Sooooo I had a thymectomy almost 3 months ago and I'm finally blogging about it. I've been wanting to talk about it but busy with recovery from surgery, life with lupus, raising 2 teens and then I have some other health issue that started out of nowhere. THEN I realize that I'm letting my health stop me from what I wanna be doing - blogging.
So let's get right down to it................ I started having symptoms of myasthenia gravis in about April or May of 2012. I'm not sure how long people who elect to have a thymectomy usually wait but I lasted until December 2012. Myasthenia gravis was one of the most difficult things I ever had to deal with. And this is coming from a person who is a single parent of a teenage boy and girl, has lupus, depression, and post traumatic stress disorder.
I think it was so tough for me to deal with because it literally felt like I had absolutely no control.
I can't cure lupus but I feel like I have a measure of control over my symptoms sometimes.
I can't always control my children but I know that at a certain age they will leave the house - forcibly if necessary.

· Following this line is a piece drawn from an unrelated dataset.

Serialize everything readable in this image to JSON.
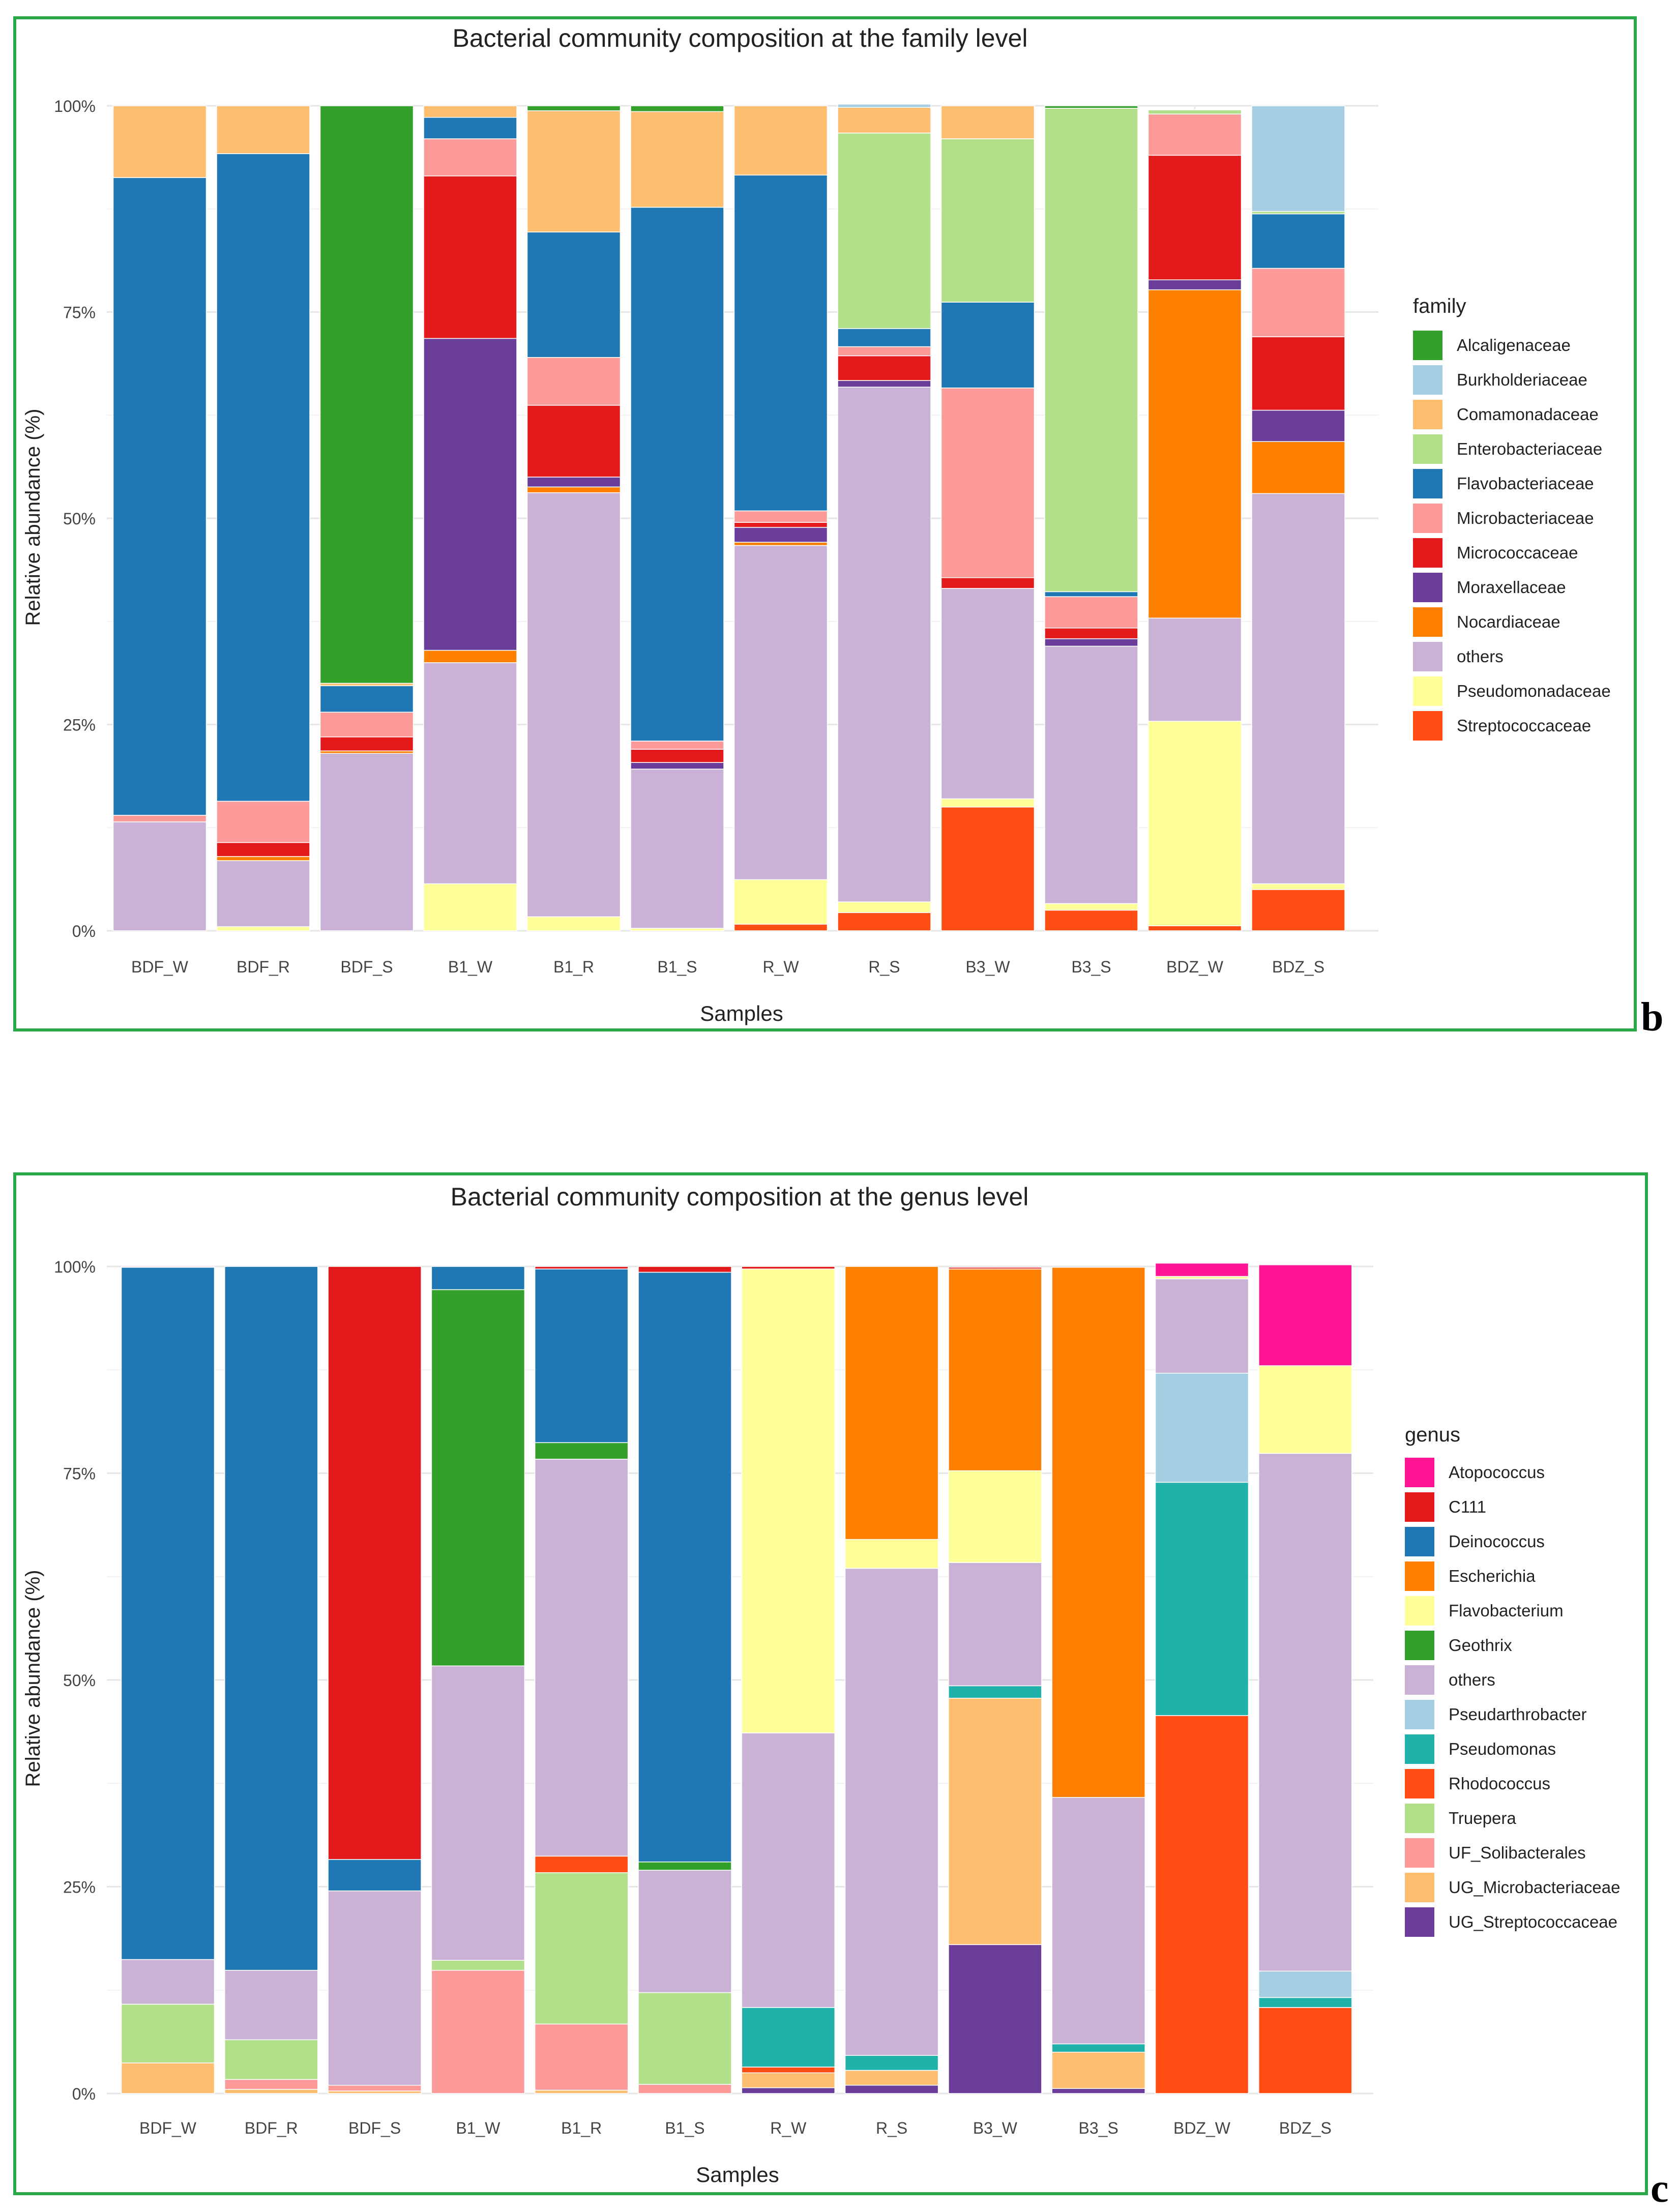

I obviously went through things that cause depression and post traumatic stress disorder but things are getting better with therapy, medication, exercise, etc.
But with myasthenia gravis, I felt like there was little to nothing I could do. I took medication which didn't really keep the symptoms under control. I rested when I needed to, which I have to do anyway. But I still felt like I didn't want it in my life, not that I wanted to deal with any of the other things, but myasthenia was just a burden heavier than I wanted to carry at this time in my life. I wasn't sure the surgery would help me but the symptoms of MG were tiring enough to take the chance - literally not being able to talk when I wanted to, dropping things out of my hand because I didn't have enough nerve receptors to continue carrying it, literally tripping because my thighs would stop working and oh yeah the biggest one - having trouble breathing, terribly scary. So I felt like surgery was a good option. It wasn't a guarantee and it still isn't a guarantee. But I was willing to take the risk and at least hope to get some relief.
They said that it would take several months, a year or more to see the results of the thymectomy. But that wasn't true in my case. I've had very rare and mild symptoms, if any, since the surgery. I think one time a word might have come out of my mouth wrong in the past 3 months and I attributed it possibly to myasthenia gravis. Other than that, I've been perfectly fine.
I'm grateful that I have this remission. I'm not sure how long it will last. I hope that at the very least it'll last longer than this scar from the surgery that's on my chest that I'd like to get rid of!!!
But no matter what happens I know that I still have myasthenia gravis along with my other illnesses and trials of life lurking somewhere able to potentially affect me adversely.
And I will SUCCESSFULLY deal with whatever the future brings.